Hay que saber editar esos textos para que no suenen a plagio o entrada de Wikipedia.

―Creo que el aburrimiento nos va a salvar. En el mundo editorial estadounidense tienen un tremendo problema: Amazon está inundado de mil novelas nuevas al día, creadas para agarrar a los pobres abuelitos que pagan por un libro que en realidad hizo una máquina. Lo que nos va a salvar es que eso nos va a aburrir muy rápido, porque esa escritura superperfecta va a ser toda igual. En el fondo, las vanguardias artísticas parten del aburrimiento y esto va a ser exactamente lo mismo, nos vamos a latear muy rápido. La inteligencia artificial, justo ahora que estamos en edad productiva, nos va a joder, quizás nos va a quitar algunas pegas, pero como necesariamente no puede variar demasiado, nos va a aburrir y vamos a buscar la imperfección, lo que es rarísimo.

El editor estadounidense Roger Stoddard decía, con algo de provocación, que los autores no escriben libros, sino textos, lo que deja un buen porcentaje de la creación de un libro en manos de un editor. ¿Eres de los que piensa que el editor debe ser una figura invisible?

―Sí, fíjate, creo que sí. Invisible por supuesto, no competir con tu autora o autor, pero sobre todo que no se note tu estilo propio. Si se nota como escribes, está pésimo. Uno tiene que entender el estilo de la otra persona y corregirla. Puedes escribir un párrafo completo, pero como lo hace él o ella, no tú. Incluso, y como estoy cada vez más vieja, empiezo a encontrar más razón a que si una frase no me gusta mucho a mí, pero está bien, obviamente la dejo. Es demasiado importante no olvidarse nunca de que el texto no es tuyo, que lo tienes prestado para cuidarlo y mejorarlo. Si alguien tiene la pretensión o el deseo de ser reconocido por su estilo literario, que escriba sus propios libros.

Estuviste en estas diferentes olas del mundo editorial, y empezaste a trabajar en edición literaria en los 90 en Editorial Andrés Bello. ¿Qué echas de menos de esos tiempos?

―Extraño la irresponsabilidad de todo lo que no fuera editar un texto. Yo estaba en una oficina, me traían cosas, las trabajaba y se las llevaban. Todo lo que es contratar o encargarse de las platas, no lo hacía yo. Lo máximo que hacía era opinar. Imagínate, opinar y editar, fantástico. Pero ahora no es suficiente, uno tiene que hacer otras cosas que antes hacían otras personas. Entonces, echo de menos una tranquilidad absoluta, los tiempos largos…

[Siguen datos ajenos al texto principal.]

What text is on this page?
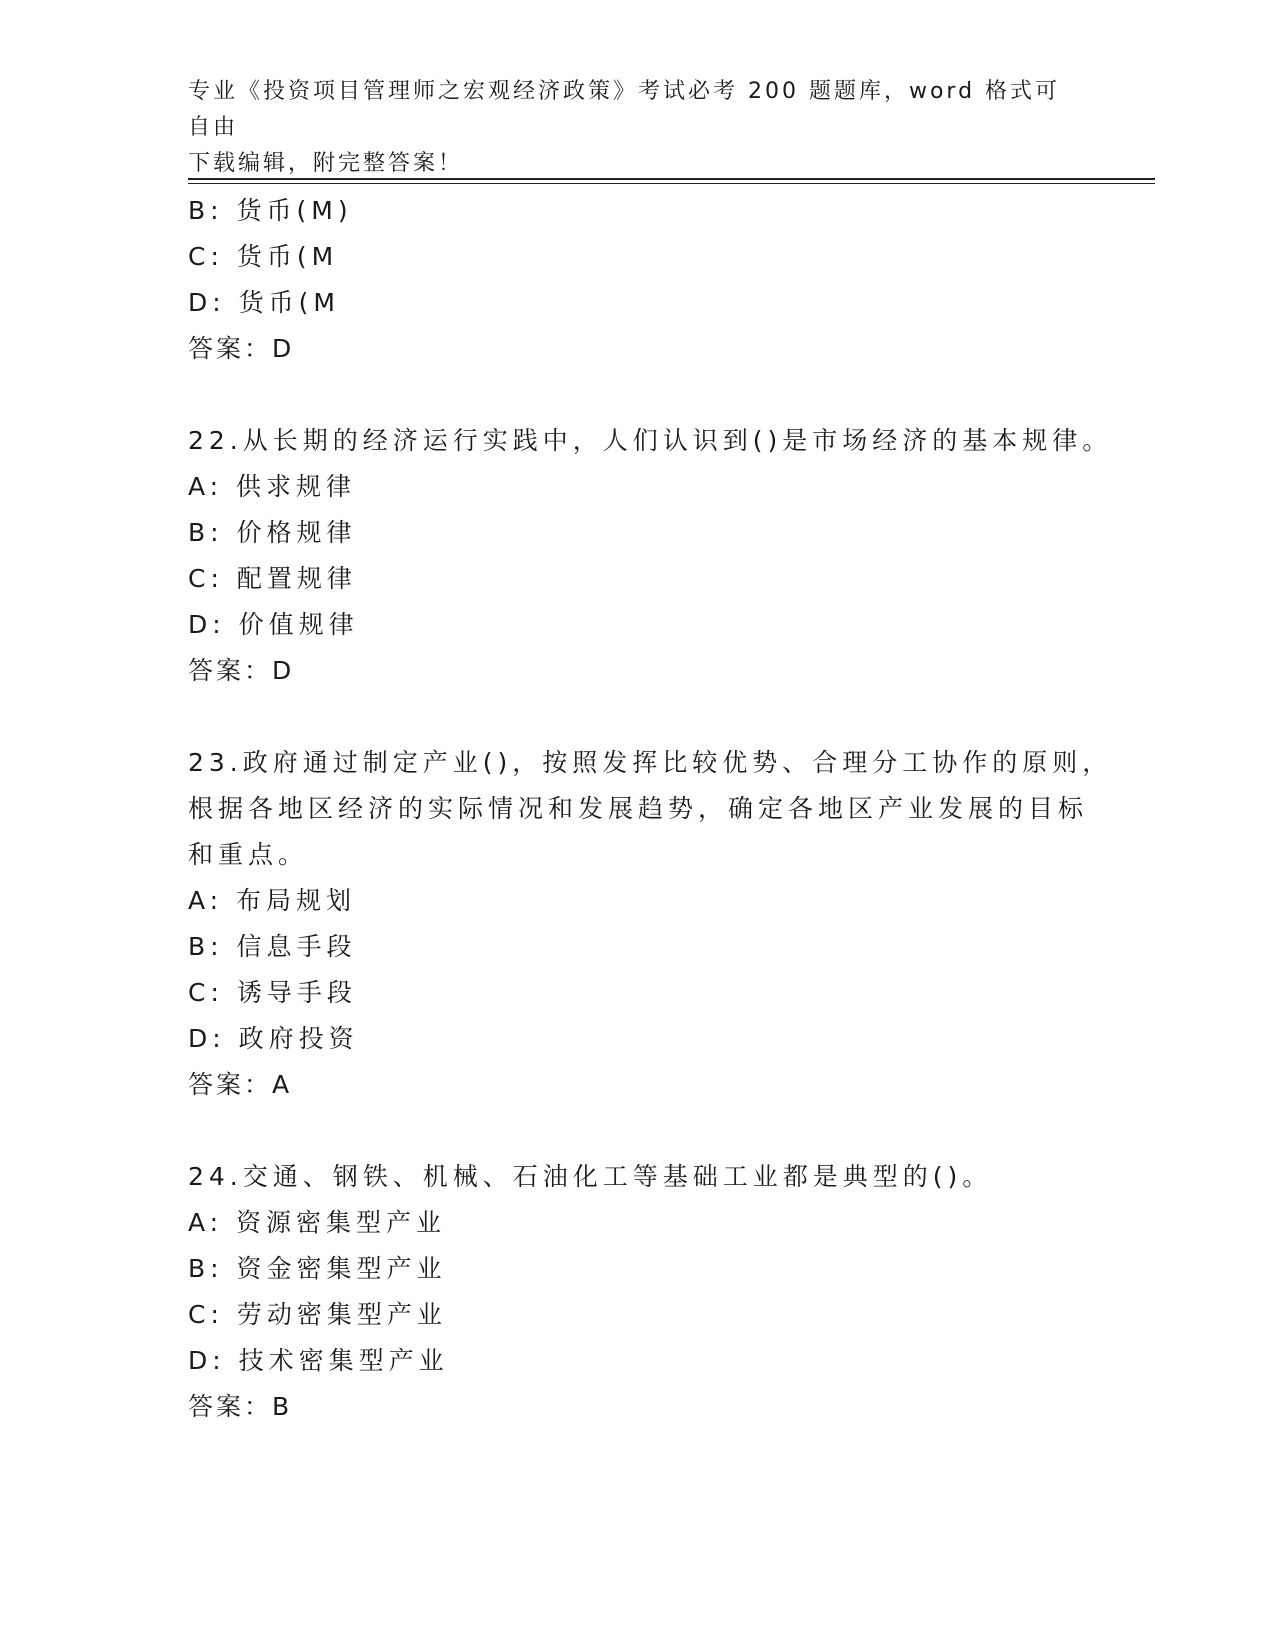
专业《投资项目管理师之宏观经济政策》考试必考 200 题题库，word 格式可自由
下载编辑，附完整答案！
B: 货币(M)
C: 货币(M
D: 货币(M
答案：D
22.从长期的经济运行实践中，人们认识到()是市场经济的基本规律。
A: 供求规律
B: 价格规律
C: 配置规律
D: 价值规律
答案：D
23.政府通过制定产业()，按照发挥比较优势、合理分工协作的原则，
根据各地区经济的实际情况和发展趋势，确定各地区产业发展的目标
和重点。
A: 布局规划
B: 信息手段
C: 诱导手段
D: 政府投资
答案：A
24.交通、钢铁、机械、石油化工等基础工业都是典型的()。
A: 资源密集型产业
B: 资金密集型产业
C: 劳动密集型产业
D: 技术密集型产业
答案：B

¿Y qué te alegra que ya no exista?

―En los 90 en Chile casi no había editoriales independientes. Había dos o tres, que eran las heroicas, digamos, Cuarto Propio, Lom, las que surgieron en dictadura o justo los primeros años de posdictadura. El panorama era completamente distinto. Los conglomerados eran empresas grandes, muy conservadoras, y no existía lo que hay ahora, que es la efervescencia de lo artesanal, de lo pequeño, de la vocación, que también tiene montones de problemas, pero es un escenario superdiferente. Y alcanzaron a llegar a Chile prácticas que por suerte están en retirada, completamente absurdas y ridículas, que le hicieron muy mal a la industria: unas competencias por anticipo gigantescas. Lanzamientos en que la editorial tenía que pagar comidas para 30 personas en unos restaurantes carísimos, que obviamente eran la ruina máxima. Unas lógicas muy norteamericanas, muy comerciales, que en nuestro país no tienen lugar. Fue un espejismo completamente situado históricamente, y eso desapareció, por suerte. La cuestión se sinceró, se achicó. Los conglomerados crecieron, pero se achicaron: si antes eran seis, ahora son solo dos. Se achicó en el sentido de que esto no es show business, no da. No es la escala de Estados Unidos. Era ridículo, todo el mundo estaba tensionado. Ahora tenemos problemas, como siempre, pero hay muchas más posibilidades de tener catálogos diversos.


Este texto es una versión editada de la entrevista realizada en el programa de radio de Palabra Pública, transmitido el 6 de septiembre en Radio Universidad de Chile.